If both the federal debt and the trade deficit are real problems, then we absolutely should work toward solving both of them at the same time. If one is more important than the other then it makes sense to put more effort into the larger one, but under no circumstances does it make sense to simply ignore one problem until another is solved.

In this particular case, I agree with your conclusion -- that we should focus on the federal debt -- because high government debt is risky, and I don't think trade deficits are a problem at all (though they may be symptoms of other problems). This isn't because we should solve one problem at a time, but because only one of the two things is a problem.

Unfortunately, we have an administration that not only has this backwards, but is making aggressive moves toward solving the non-problem that are exacerbating the actual problem. Trump's tariffs are doing damage to the global perception of our economy's stability and to its actual strength, both of which are boosting debt servicing costs, making our existing high levels of federal debt more dangerous. At the same time the GOP wants to make big tax cuts that will add $6T+ to the debt that must be serviced at those higher rates.

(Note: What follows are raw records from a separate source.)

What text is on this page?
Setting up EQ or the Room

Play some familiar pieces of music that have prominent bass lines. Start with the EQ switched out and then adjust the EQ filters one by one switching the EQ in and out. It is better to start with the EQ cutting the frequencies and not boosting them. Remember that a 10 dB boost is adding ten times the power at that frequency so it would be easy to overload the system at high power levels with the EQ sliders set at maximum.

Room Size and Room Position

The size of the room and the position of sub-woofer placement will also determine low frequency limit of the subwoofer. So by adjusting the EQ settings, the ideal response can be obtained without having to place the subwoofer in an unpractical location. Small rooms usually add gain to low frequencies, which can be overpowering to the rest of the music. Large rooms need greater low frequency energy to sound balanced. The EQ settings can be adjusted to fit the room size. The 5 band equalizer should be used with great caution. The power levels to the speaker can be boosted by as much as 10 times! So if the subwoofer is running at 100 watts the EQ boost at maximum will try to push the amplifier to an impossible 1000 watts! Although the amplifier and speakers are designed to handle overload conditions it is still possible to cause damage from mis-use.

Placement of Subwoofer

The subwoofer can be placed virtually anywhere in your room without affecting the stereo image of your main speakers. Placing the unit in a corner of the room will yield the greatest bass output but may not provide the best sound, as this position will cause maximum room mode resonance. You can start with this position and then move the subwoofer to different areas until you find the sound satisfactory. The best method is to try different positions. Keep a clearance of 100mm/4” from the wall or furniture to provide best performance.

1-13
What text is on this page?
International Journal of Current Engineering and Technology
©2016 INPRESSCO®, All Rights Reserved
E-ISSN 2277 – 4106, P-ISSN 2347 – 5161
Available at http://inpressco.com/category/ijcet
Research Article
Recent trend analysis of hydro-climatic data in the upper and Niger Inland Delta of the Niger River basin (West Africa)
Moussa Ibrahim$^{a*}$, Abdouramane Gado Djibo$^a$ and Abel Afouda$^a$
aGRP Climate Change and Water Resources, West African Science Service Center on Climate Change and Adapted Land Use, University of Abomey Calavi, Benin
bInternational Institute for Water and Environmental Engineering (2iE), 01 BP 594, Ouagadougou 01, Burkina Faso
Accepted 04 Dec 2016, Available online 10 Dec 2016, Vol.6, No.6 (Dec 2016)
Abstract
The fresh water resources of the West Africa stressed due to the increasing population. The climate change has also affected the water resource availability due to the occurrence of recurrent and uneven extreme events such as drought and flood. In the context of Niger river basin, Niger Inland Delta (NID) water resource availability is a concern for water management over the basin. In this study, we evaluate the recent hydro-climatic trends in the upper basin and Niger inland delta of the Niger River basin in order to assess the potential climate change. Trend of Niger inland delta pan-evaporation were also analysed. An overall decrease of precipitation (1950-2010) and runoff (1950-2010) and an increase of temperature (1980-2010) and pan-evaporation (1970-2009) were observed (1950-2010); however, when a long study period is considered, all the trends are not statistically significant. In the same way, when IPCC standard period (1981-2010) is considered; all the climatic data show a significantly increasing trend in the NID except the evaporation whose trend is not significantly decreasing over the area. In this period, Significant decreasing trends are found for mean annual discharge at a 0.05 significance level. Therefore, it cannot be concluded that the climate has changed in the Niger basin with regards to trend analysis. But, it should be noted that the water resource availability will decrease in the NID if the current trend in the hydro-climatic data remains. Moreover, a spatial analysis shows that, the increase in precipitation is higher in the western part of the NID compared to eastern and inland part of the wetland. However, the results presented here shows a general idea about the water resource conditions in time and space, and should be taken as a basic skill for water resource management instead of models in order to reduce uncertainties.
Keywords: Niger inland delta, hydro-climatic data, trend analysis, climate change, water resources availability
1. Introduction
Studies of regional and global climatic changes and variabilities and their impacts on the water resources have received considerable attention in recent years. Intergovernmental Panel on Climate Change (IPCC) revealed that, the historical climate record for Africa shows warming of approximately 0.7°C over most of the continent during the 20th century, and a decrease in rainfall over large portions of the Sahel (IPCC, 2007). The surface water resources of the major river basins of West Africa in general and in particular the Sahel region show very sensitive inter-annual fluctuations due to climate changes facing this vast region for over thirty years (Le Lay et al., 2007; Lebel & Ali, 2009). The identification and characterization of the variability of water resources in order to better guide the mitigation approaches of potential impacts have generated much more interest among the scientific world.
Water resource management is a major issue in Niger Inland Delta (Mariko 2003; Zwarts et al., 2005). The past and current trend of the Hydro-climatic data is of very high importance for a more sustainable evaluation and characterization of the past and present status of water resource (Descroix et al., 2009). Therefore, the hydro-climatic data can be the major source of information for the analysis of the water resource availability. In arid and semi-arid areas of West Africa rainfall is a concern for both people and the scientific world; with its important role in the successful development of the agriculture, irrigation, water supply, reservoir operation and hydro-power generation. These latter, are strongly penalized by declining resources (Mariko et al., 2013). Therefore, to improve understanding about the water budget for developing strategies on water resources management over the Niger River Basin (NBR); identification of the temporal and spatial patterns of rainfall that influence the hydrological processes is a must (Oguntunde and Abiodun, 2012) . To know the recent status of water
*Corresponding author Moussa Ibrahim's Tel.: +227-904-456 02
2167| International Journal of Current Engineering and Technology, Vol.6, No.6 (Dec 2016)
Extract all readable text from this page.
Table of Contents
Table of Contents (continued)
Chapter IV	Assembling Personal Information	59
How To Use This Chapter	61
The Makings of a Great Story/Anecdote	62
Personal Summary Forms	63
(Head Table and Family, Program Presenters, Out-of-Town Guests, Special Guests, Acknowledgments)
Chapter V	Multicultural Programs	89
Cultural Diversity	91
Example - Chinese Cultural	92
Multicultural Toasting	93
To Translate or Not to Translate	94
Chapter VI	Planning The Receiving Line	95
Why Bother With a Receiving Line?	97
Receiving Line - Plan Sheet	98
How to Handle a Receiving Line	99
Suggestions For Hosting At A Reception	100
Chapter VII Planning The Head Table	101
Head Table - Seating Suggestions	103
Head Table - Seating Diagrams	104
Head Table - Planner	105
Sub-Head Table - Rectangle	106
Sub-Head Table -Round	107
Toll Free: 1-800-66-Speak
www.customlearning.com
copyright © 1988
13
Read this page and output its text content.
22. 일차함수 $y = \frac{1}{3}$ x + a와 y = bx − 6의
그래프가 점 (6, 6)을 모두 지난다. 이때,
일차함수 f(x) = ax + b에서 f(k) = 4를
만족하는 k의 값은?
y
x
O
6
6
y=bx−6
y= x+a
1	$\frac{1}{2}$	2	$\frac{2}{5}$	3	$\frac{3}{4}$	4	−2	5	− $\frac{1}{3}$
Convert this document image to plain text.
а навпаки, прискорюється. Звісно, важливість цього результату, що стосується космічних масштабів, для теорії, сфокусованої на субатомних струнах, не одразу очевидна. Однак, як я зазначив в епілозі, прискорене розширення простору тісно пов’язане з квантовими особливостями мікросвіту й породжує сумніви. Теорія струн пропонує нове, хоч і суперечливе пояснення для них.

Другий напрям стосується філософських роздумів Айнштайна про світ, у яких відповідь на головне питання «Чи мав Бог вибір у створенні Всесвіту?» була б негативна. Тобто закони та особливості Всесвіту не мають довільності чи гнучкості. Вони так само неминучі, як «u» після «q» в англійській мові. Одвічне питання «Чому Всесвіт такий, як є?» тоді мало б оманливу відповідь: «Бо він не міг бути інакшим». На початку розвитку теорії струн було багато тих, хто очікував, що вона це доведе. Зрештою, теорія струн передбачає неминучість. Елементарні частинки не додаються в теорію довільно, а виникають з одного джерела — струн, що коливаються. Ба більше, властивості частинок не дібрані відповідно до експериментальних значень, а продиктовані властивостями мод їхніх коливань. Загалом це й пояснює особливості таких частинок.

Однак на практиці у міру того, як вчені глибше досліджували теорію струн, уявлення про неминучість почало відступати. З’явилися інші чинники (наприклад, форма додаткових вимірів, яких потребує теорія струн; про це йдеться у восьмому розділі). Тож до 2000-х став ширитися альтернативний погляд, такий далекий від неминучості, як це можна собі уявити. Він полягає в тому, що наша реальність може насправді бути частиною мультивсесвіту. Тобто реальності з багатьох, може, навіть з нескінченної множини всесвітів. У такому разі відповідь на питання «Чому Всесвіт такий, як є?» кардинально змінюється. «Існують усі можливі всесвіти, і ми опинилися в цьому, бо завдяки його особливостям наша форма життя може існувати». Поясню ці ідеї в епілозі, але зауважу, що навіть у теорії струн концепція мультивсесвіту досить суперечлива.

Comment Re:I think Trump just likes negotiating (Score 1) 95

status quo method that was working previously is reinstated

Not quite... from what we've seen so far, the "negotiated" outcome is objectively worse for the US -- but Trump ends up personally wealthier. And it's the personal benefit to Trump that is really what he's after. Partly self-enrichment, mostly the feeling that he can make the world grovel.